Forschungsergebnisse erleichtern Produktion neuer Solarzellengeneration

Ende Januar haben Forscher des Los Alamos National Laboratory (LANL) in der Zeitschrift Science eine neue, auf einer Lösung basierende Heißgusstechnik veröffentlicht, die das Wachstum von hocheffizienten und reproduzierbaren Solarzellen aus großflächigen Perowskit-Kristallen beschleunigt.

“Diese Perowskit-Kristalle bieten vielversprechende Wege für die Entwicklung von preiswerten, auf Sonnenergie beruhenden, sauberen globalen Energielösungen für die Zukunft”, sagte Projektleiter Aditya Mohite (Foto – mit Mitarbeiterin Wanyi Nie).
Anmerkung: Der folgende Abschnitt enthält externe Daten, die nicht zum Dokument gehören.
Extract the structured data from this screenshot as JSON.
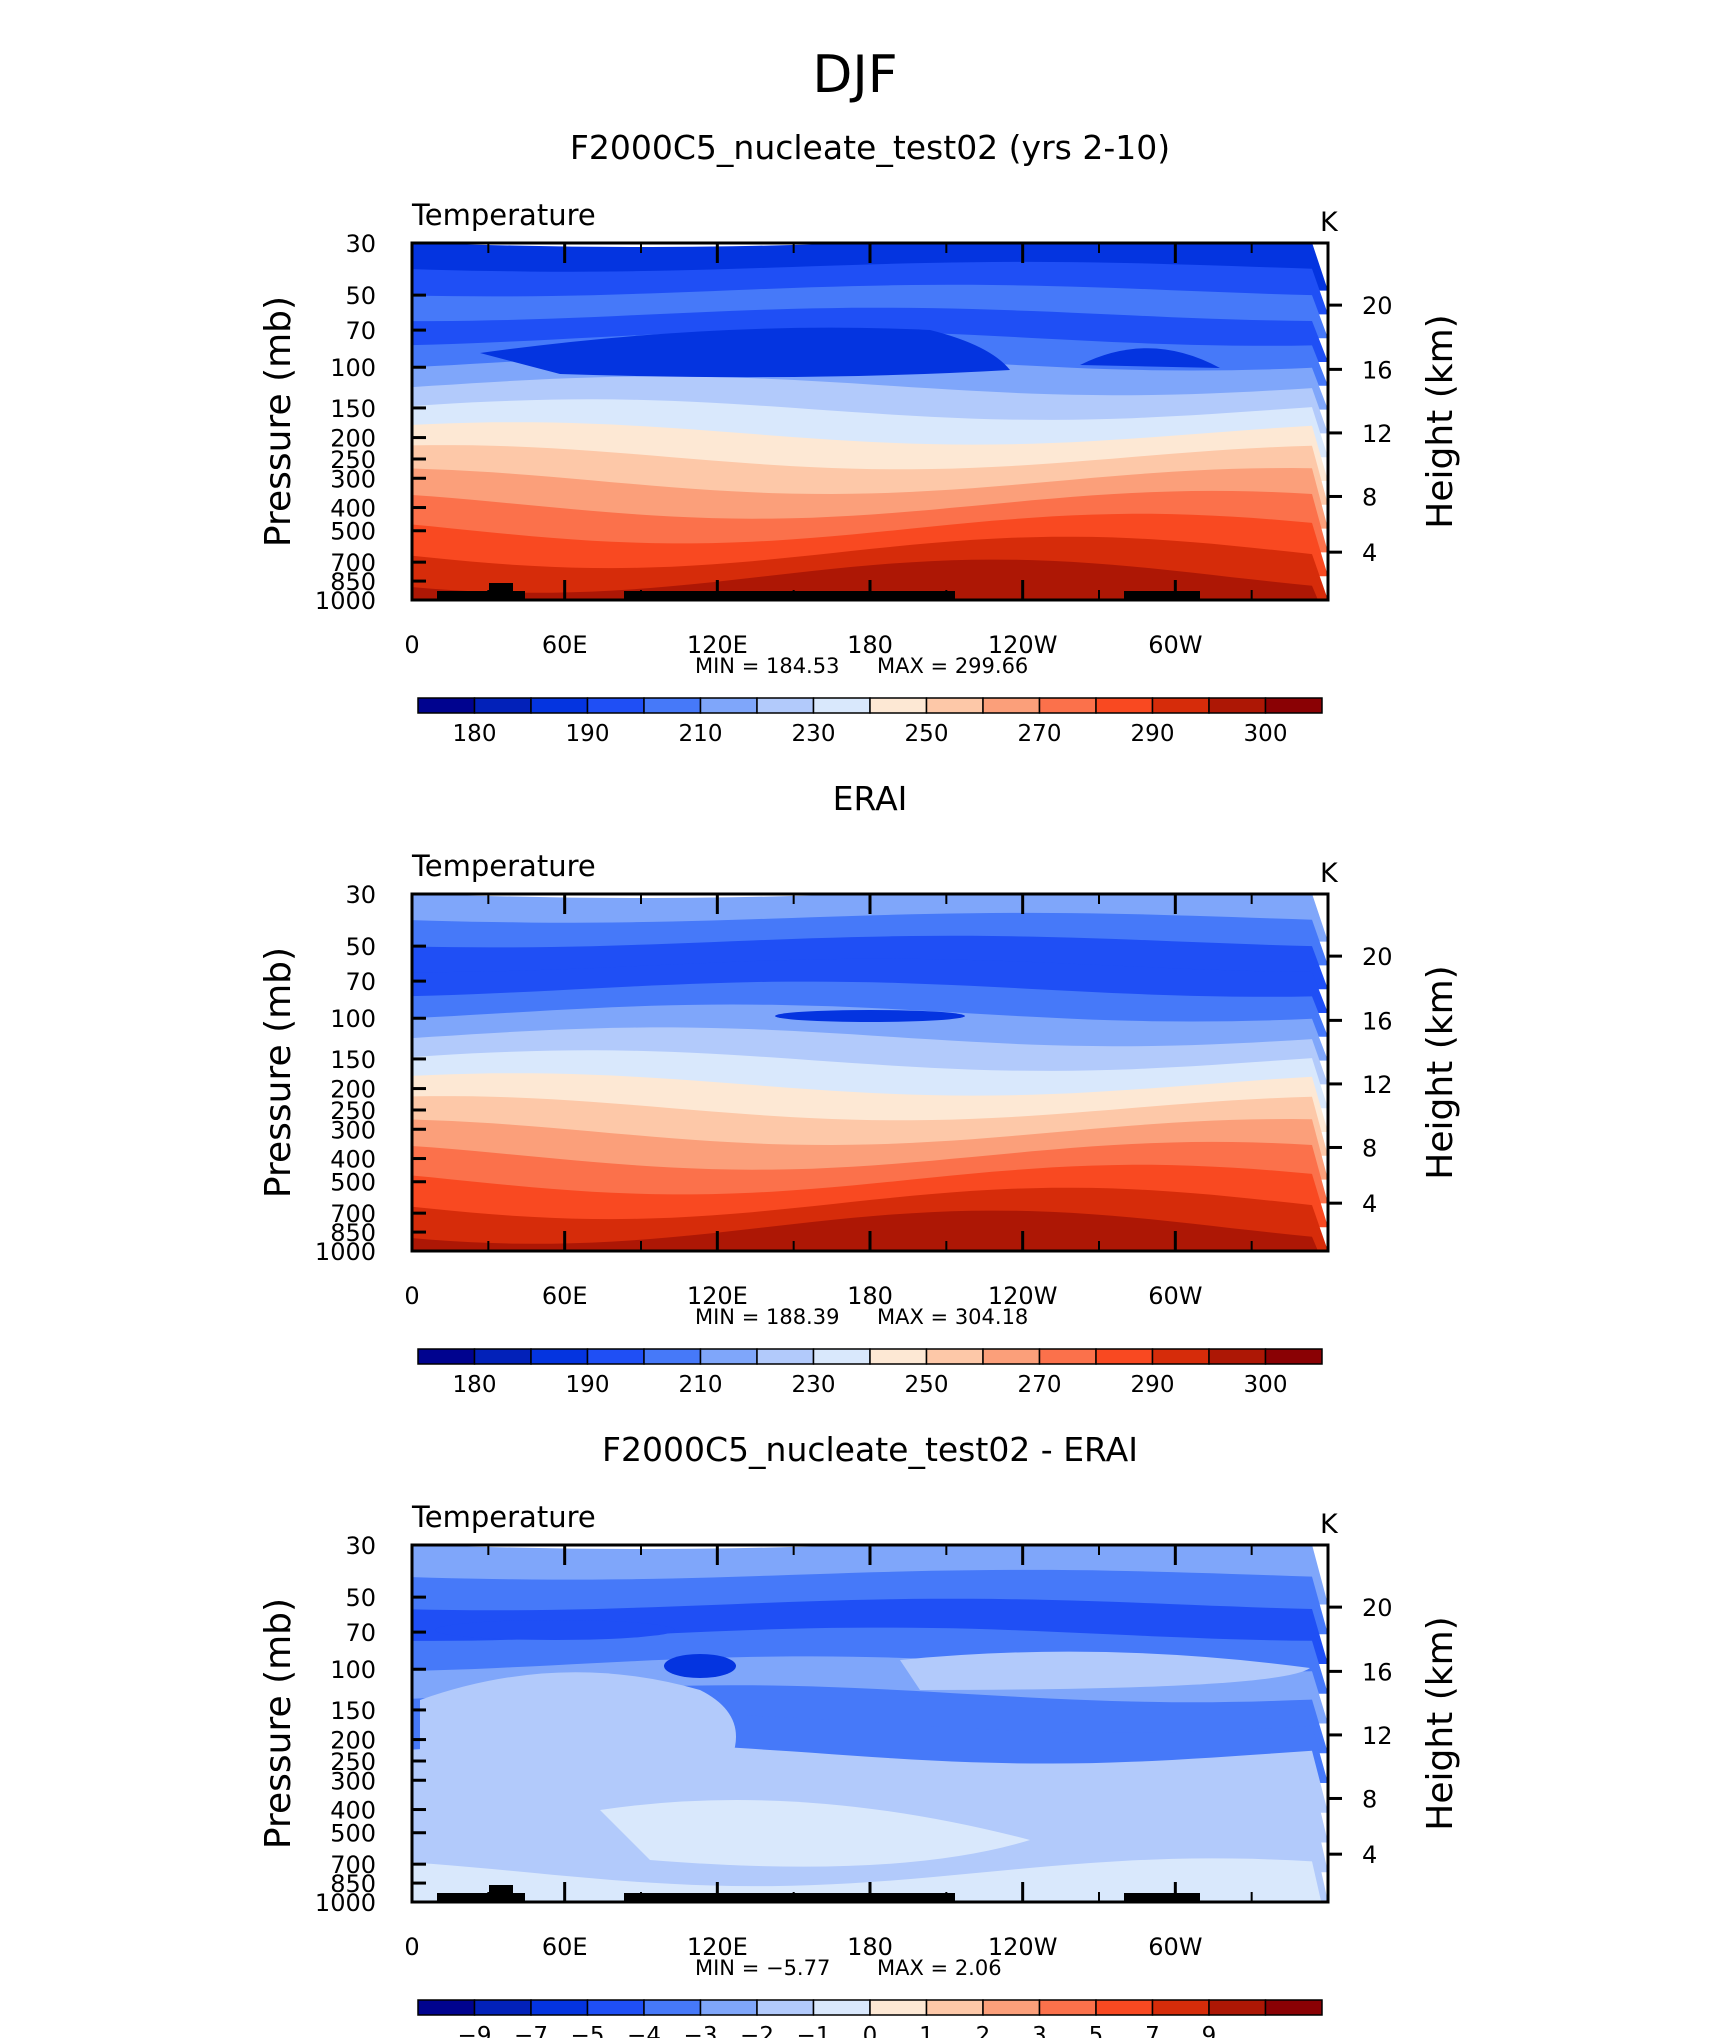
{
  "figure": {
    "title": "DJF"
  },
  "chart_data": [
    {
      "type": "contour",
      "title": "F2000C5_nucleate_test02 (yrs 2-10)",
      "variable": "Temperature",
      "units": "K",
      "ylabel": "Pressure (mb)",
      "ylabel_right": "Height (km)",
      "x_ticks": [
        "0",
        "60E",
        "120E",
        "180",
        "120W",
        "60W"
      ],
      "y_ticks": [
        "30",
        "50",
        "70",
        "100",
        "150",
        "200",
        "250",
        "300",
        "400",
        "500",
        "700",
        "850",
        "1000"
      ],
      "y_ticks_right": [
        "20",
        "16",
        "12",
        "8",
        "4"
      ],
      "min_label": "MIN  =  184.53",
      "max_label": "MAX  =  299.66",
      "colorbar_labels": [
        "180",
        "190",
        "210",
        "230",
        "250",
        "270",
        "290",
        "300"
      ],
      "bands": [
        2,
        3,
        4,
        3,
        4,
        5,
        6,
        7,
        8,
        9,
        10,
        11,
        12,
        13,
        14
      ]
    },
    {
      "type": "contour",
      "title": "ERAI",
      "variable": "Temperature",
      "units": "K",
      "ylabel": "Pressure (mb)",
      "ylabel_right": "Height (km)",
      "x_ticks": [
        "0",
        "60E",
        "120E",
        "180",
        "120W",
        "60W"
      ],
      "y_ticks": [
        "30",
        "50",
        "70",
        "100",
        "150",
        "200",
        "250",
        "300",
        "400",
        "500",
        "700",
        "850",
        "1000"
      ],
      "y_ticks_right": [
        "20",
        "16",
        "12",
        "8",
        "4"
      ],
      "min_label": "MIN  =  188.39",
      "max_label": "MAX  =  304.18",
      "colorbar_labels": [
        "180",
        "190",
        "210",
        "230",
        "250",
        "270",
        "290",
        "300"
      ],
      "bands": [
        5,
        4,
        3,
        3,
        4,
        5,
        6,
        7,
        8,
        9,
        10,
        11,
        12,
        13,
        14
      ]
    },
    {
      "type": "contour",
      "title": "F2000C5_nucleate_test02 - ERAI",
      "variable": "Temperature",
      "units": "K",
      "ylabel": "Pressure (mb)",
      "ylabel_right": "Height (km)",
      "x_ticks": [
        "0",
        "60E",
        "120E",
        "180",
        "120W",
        "60W"
      ],
      "y_ticks": [
        "30",
        "50",
        "70",
        "100",
        "150",
        "200",
        "250",
        "300",
        "400",
        "500",
        "700",
        "850",
        "1000"
      ],
      "y_ticks_right": [
        "20",
        "16",
        "12",
        "8",
        "4"
      ],
      "min_label": "MIN  =   −5.77",
      "max_label": "MAX  =     2.06",
      "colorbar_labels": [
        "−9",
        "−7",
        "−5",
        "−4",
        "−3",
        "−2",
        "−1",
        "0",
        "1",
        "2",
        "3",
        "5",
        "7",
        "9"
      ],
      "bands": [
        5,
        4,
        3,
        4,
        5,
        4,
        4,
        6,
        6,
        6,
        6,
        7
      ]
    }
  ],
  "colors": {
    "palette": [
      "#00038f",
      "#0221b9",
      "#0434e0",
      "#1f4ff5",
      "#4679f9",
      "#7fa6fa",
      "#b2cafb",
      "#d9e8fc",
      "#fde8d4",
      "#fdc8a8",
      "#fb9f7a",
      "#fb714b",
      "#f94921",
      "#d62c0a",
      "#ad1705",
      "#8a0104"
    ],
    "topography": "#000000"
  }
}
Die beiden Forscher sehen denn auch in den in anspruchsvollen Hochtemperatur-Kristallwachstumsprozessen gewachsenen State-of-the-Art-PV-Zellen mit hochreinen, großflächigen, einkristallinen Halbleitern im Wafer-Maßstab die Zukunft der effizienten Solartechnik. Solarzellen aus organisch-anorganischen Perowskiten bieten insgesamt zwar Wirkungsgrade von Silizium, sie hatten aber bisher noch einige gewichtige, ihre Rentabilität begrenzende Mängel. Diese Fehler korrigiert das Los Alamos-Verfahren jetzt.

18 % Wirkungsgrad

Die Forscher stellten plane Solarzellen aus Perowskit-Materialien mit großer kristalliner Körnung her, die Wirkungsgrade von 18% erreichten, die bisher besten unter den auf Perowskit basierenden Energieumwandlungen. Über die Temperatur konnten sie bei der Herstellung die Korngrösse in der lichtabsorbierenden Perowskit-Schicht kontrollieren. Die Größe der Kristalle hatte dabei erheblichen Einfluss auf die Effizienz der Solarzellen. Die Gruppe von Mohite führt diese Leistungssteigerung auf die geringere Zahl an Defekten, die geringen Schwankungen von Zelle zu Zelle und die höhere Mobilität der Ladungsträger in den größeren Kristallen zurück.